The temperature regime alone did not cause any significant increases in plasma cortisol levels and only minor changes in spleen gene transcription. However, it had a considerable impact on the fish spleen transcriptome response to pIC [290 and 339 significantly differentially expressed genes between 16C and 10C at 6 and 24 hours post-injection (HPI), respectively]. Seventeen microarray-identified transcripts were selected for QPCR validation based on immune-relevant functional annotations. Fifteen of these transcripts (i.e. 88%), including DHX58, STAT1, IRF7, ISG15, RSAD2 and IB, were shown by QPCR to be significantly induced by pIC.
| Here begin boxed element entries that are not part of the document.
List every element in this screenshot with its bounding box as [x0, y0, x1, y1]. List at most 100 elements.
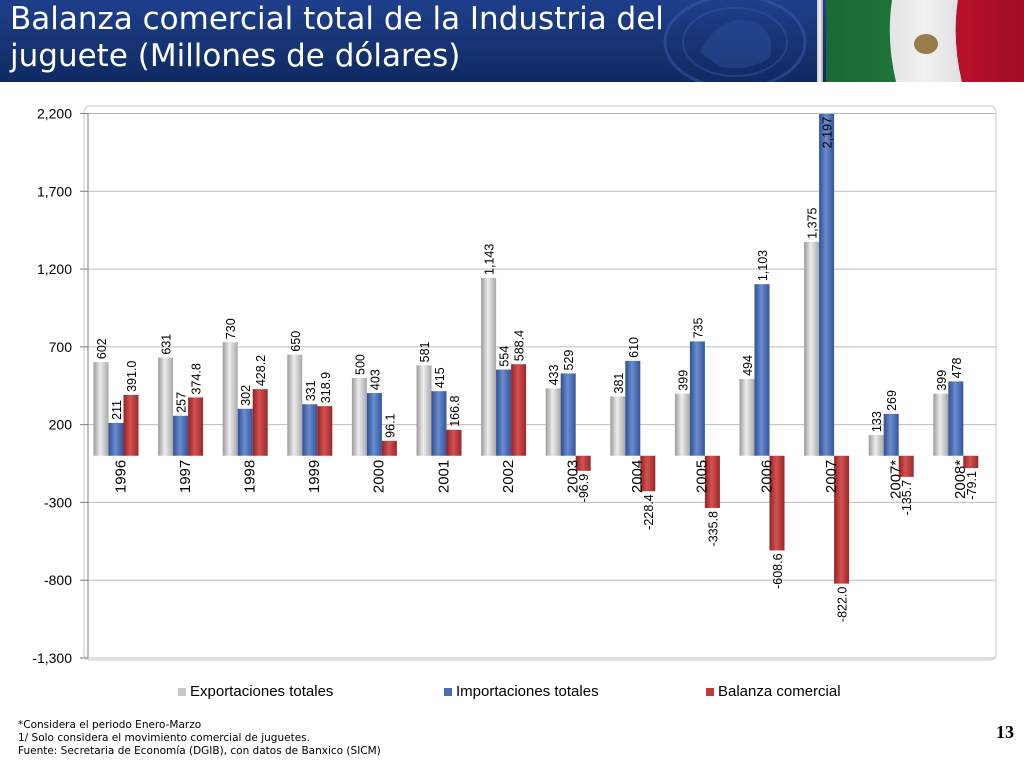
data-label-imports: 478: [950, 357, 964, 378]
bar-exports: [674, 393, 690, 456]
data-label-balance: 166.8: [448, 395, 462, 426]
data-label-balance: 96.1: [383, 413, 397, 437]
y-tick-label: 2,200: [37, 106, 72, 122]
x-category-label: 2000: [371, 460, 388, 493]
data-label-balance: 391.0: [125, 361, 139, 392]
data-label-balance: -822.0: [836, 587, 850, 622]
x-category-label: 2004: [629, 460, 646, 493]
data-label-imports: 529: [562, 350, 576, 371]
bar-exports: [933, 393, 949, 456]
gridlines: [80, 113, 996, 659]
plot-area-frame: [83, 105, 997, 661]
bar-imports: [883, 413, 899, 456]
data-label-imports: 2,197: [821, 117, 835, 148]
data-label-imports: 610: [627, 337, 641, 358]
data-label-imports: 302: [239, 385, 253, 406]
bar-imports: [366, 393, 382, 456]
data-label-exports: 631: [160, 334, 174, 355]
footnotes: *Considera el periodo Enero-Marzo 1/ Sol…: [18, 719, 381, 758]
y-tick-label: -1,300: [32, 650, 72, 666]
bar-balance: [381, 440, 397, 456]
x-category-label: 2005: [694, 460, 711, 493]
bar-imports: [625, 360, 641, 456]
footnote-scope: 1/ Solo considera el movimiento comercia…: [18, 732, 310, 744]
x-category-label: 2008*: [952, 460, 969, 499]
legend-label-exports: Exportaciones totales: [190, 683, 334, 700]
data-label-balance: -335.8: [706, 511, 720, 546]
y-tick-label: 1,700: [37, 183, 72, 199]
bar-exports: [739, 378, 755, 456]
data-label-balance: -608.6: [771, 553, 785, 588]
bar-balance: [640, 455, 656, 492]
bar-imports: [173, 415, 189, 456]
bar-balance: [446, 429, 462, 456]
bar-exports: [287, 354, 303, 456]
bar-exports: [481, 277, 497, 456]
bar-exports: [158, 357, 174, 456]
data-label-exports: 399: [676, 370, 690, 391]
x-category-label: 1996: [112, 460, 129, 493]
legend-item-balance: Balanza comercial: [706, 683, 841, 700]
x-category-label: 2003: [565, 460, 582, 493]
data-label-imports: 269: [885, 390, 899, 411]
data-label-balance: -135.7: [900, 480, 914, 515]
y-tick-label: -300: [44, 494, 72, 510]
slide-header: Balanza comercial total de la Industria …: [0, 0, 1024, 82]
data-label-balance: 428.2: [254, 355, 268, 386]
x-category-label: 1998: [242, 460, 259, 493]
data-label-exports: 602: [95, 338, 109, 359]
footnote-period: *Considera el periodo Enero-Marzo: [18, 719, 202, 731]
data-label-imports: 415: [433, 367, 447, 388]
data-label-exports: 500: [353, 354, 367, 375]
bar-imports: [108, 422, 124, 456]
bar-balance: [834, 455, 850, 584]
x-category-label: 2001: [435, 460, 452, 493]
bars: [93, 113, 979, 584]
data-label-exports: 494: [741, 355, 755, 376]
bar-exports: [416, 365, 432, 456]
page-number: 13: [996, 722, 1014, 742]
data-label-imports: 554: [498, 346, 512, 367]
data-label-imports: 331: [304, 380, 318, 401]
bar-imports: [819, 113, 835, 456]
legend-label-balance: Balanza comercial: [718, 683, 841, 700]
title-line-1: Balanza comercial total de la Industria …: [10, 1, 664, 37]
x-category-label: 1999: [306, 460, 323, 493]
legend-item-imports: Importaciones totales: [444, 683, 599, 700]
bar-imports: [431, 391, 447, 456]
x-axis-category-labels: 1996 1997 1998 1999 2000 2001 2002 2003 2004 2005…: [112, 460, 969, 499]
data-label-balance: 318.9: [319, 372, 333, 403]
bar-balance: [317, 406, 333, 456]
bar-imports: [302, 404, 318, 456]
data-label-imports: 403: [368, 369, 382, 390]
data-label-imports: 211: [110, 400, 124, 420]
data-label-imports: 735: [691, 318, 705, 339]
data-label-exports: 1,143: [483, 244, 497, 275]
government-emblem-watermark: [663, 0, 807, 82]
data-label-exports: 730: [224, 318, 238, 339]
x-category-label: 2007*: [888, 460, 905, 499]
bar-exports: [93, 362, 109, 456]
data-label-exports: 433: [547, 364, 561, 385]
legend-label-imports: Importaciones totales: [456, 683, 599, 700]
bar-imports: [496, 369, 512, 456]
data-label-exports: 581: [418, 341, 432, 362]
bar-exports: [545, 388, 561, 456]
bar-exports: [351, 377, 367, 456]
data-label-balance: 588.4: [513, 330, 527, 361]
bar-exports: [804, 241, 820, 456]
bar-imports: [948, 381, 964, 456]
bar-imports: [560, 373, 576, 456]
data-label-balance: -228.4: [642, 494, 656, 529]
x-category-label: 2006: [758, 460, 775, 493]
y-axis-tick-labels: 2,200 1,700 1,200 700 200 -300 -800 -1,300: [32, 106, 72, 667]
bar-balance: [704, 455, 720, 508]
legend-swatch-balance: [706, 687, 714, 696]
bar-balance: [511, 364, 527, 456]
data-label-exports: 399: [935, 370, 949, 391]
legend-item-exports: Exportaciones totales: [178, 683, 333, 700]
data-label-imports: 1,103: [756, 250, 770, 281]
x-category-label: 2002: [500, 460, 517, 493]
bar-imports: [689, 341, 705, 456]
bar-balance: [252, 389, 268, 456]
The temperature increase appeared to accelerate the spleen immune transcriptome response to pIC. We found 41 and 999 genes differentially expressed between fish injected with PBS vs. pIC at 10C and sampled at 6HPI and 24HPI, respectively. In contrast, there were 656 and 246 genes differentially expressed between fish injected with PBS vs. pIC at 16C and sampled at 6HPI and 24HPI, respectively. Our results indicate that the modulation of mRNA expression of genes belonging to the NF-B and type I interferon signal transduction pathways may play a role in controlling temperature-induced changes in the spleens transcript expression response to pIC. Moreover, interferon effector genes such as ISG15 and RSAD2 were differentially expressed between fish injected with pIC at 10C vs. 16C at 6HPI. These results substantially increase our understanding of the genes and molecular pathways involved in the negative impacts of elevated ambient temperature on fish health, and may also be valuable to our understanding of how accelerated global climate change could impact cold-water marine finfish species.